The former Vice President also used the platform to send a broader national message, calling on the government of the day to avoid political intimidation, vengeance, and score-settling.
He appealed for a lowering of political tensions, urging leaders to govern in a manner that reassures all citizens, regardless of political affiliation.
He stressed that democracy must not be reduced to retaliation and that national unity must supersede partisan rivalry, declaring that Ghana is “bigger than any political party.”
Historically, Dr Bawumia’s rise within the NPP has been built on his image as a technocrat and reformist figure, first gaining national prominence as an economic policy voice before serving as Vice President and later emerging as a central figure in the party’s reform agenda.
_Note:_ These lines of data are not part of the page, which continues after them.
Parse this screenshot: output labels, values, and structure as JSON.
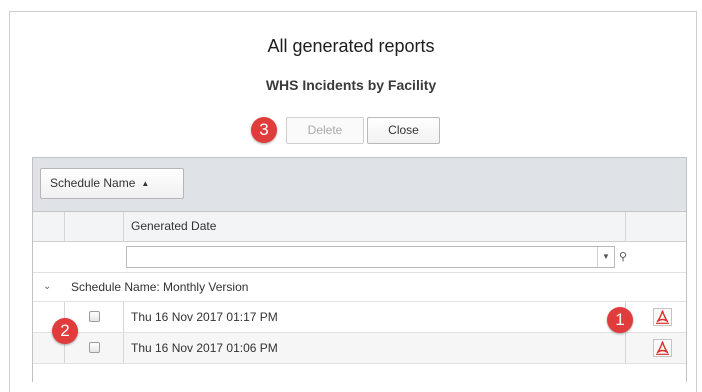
{
  "dialog": {
    "title": "All generated reports",
    "subtitle": "WHS Incidents by Facility"
  },
  "toolbar": {
    "delete_label": "Delete",
    "close_label": "Close"
  },
  "badges": {
    "one": "1",
    "two": "2",
    "three": "3",
    "color": "#e03c3c"
  },
  "grid": {
    "group_chip_label": "Schedule Name",
    "group_chip_sort_icon": "sort-ascending-icon",
    "column_header": "Generated Date",
    "filter_value": "",
    "group_row_label": "Schedule Name: Monthly Version",
    "rows": [
      {
        "date": "Thu 16 Nov 2017 01:17 PM",
        "icon": "pdf-icon"
      },
      {
        "date": "Thu 16 Nov 2017 01:06 PM",
        "icon": "pdf-icon"
      }
    ]
  },
  "colors": {
    "pdf_red": "#d9312b",
    "group_bar": "#dfe3e8"
  }
}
His election as flagbearer represents a generational transition within the party’s leadership structure and signals a strategic repositioning of the NPP as it seeks to rebuild after electoral setbacks and prepare for a competitive 2028 contest, likely against the National Democratic Congress (NDC).
In closing, Dr. Bawumia pledged his full commitment to party rebuilding and national service, calling on youth organizers, women’s groups, elders, volunteers, and grassroots members to recommit to the values of service, competence, institutional respect, and belief in the Ghanaian people.
He framed the post-election period as the beginning of a long journey, not a destination, emphasizing that the real work lies in rebuilding trust—within the party and with the Ghanaian public—through humility, sacrifice, and sustained engagement.
The Thanksgiving service, therefore, marked not just the end of an internal election cycle, but the symbolic launch of the NPP’s 2028 rebuilding project, with Bawumia positioning unity, reform, and national healing as the foundation for the party’s next political chapter.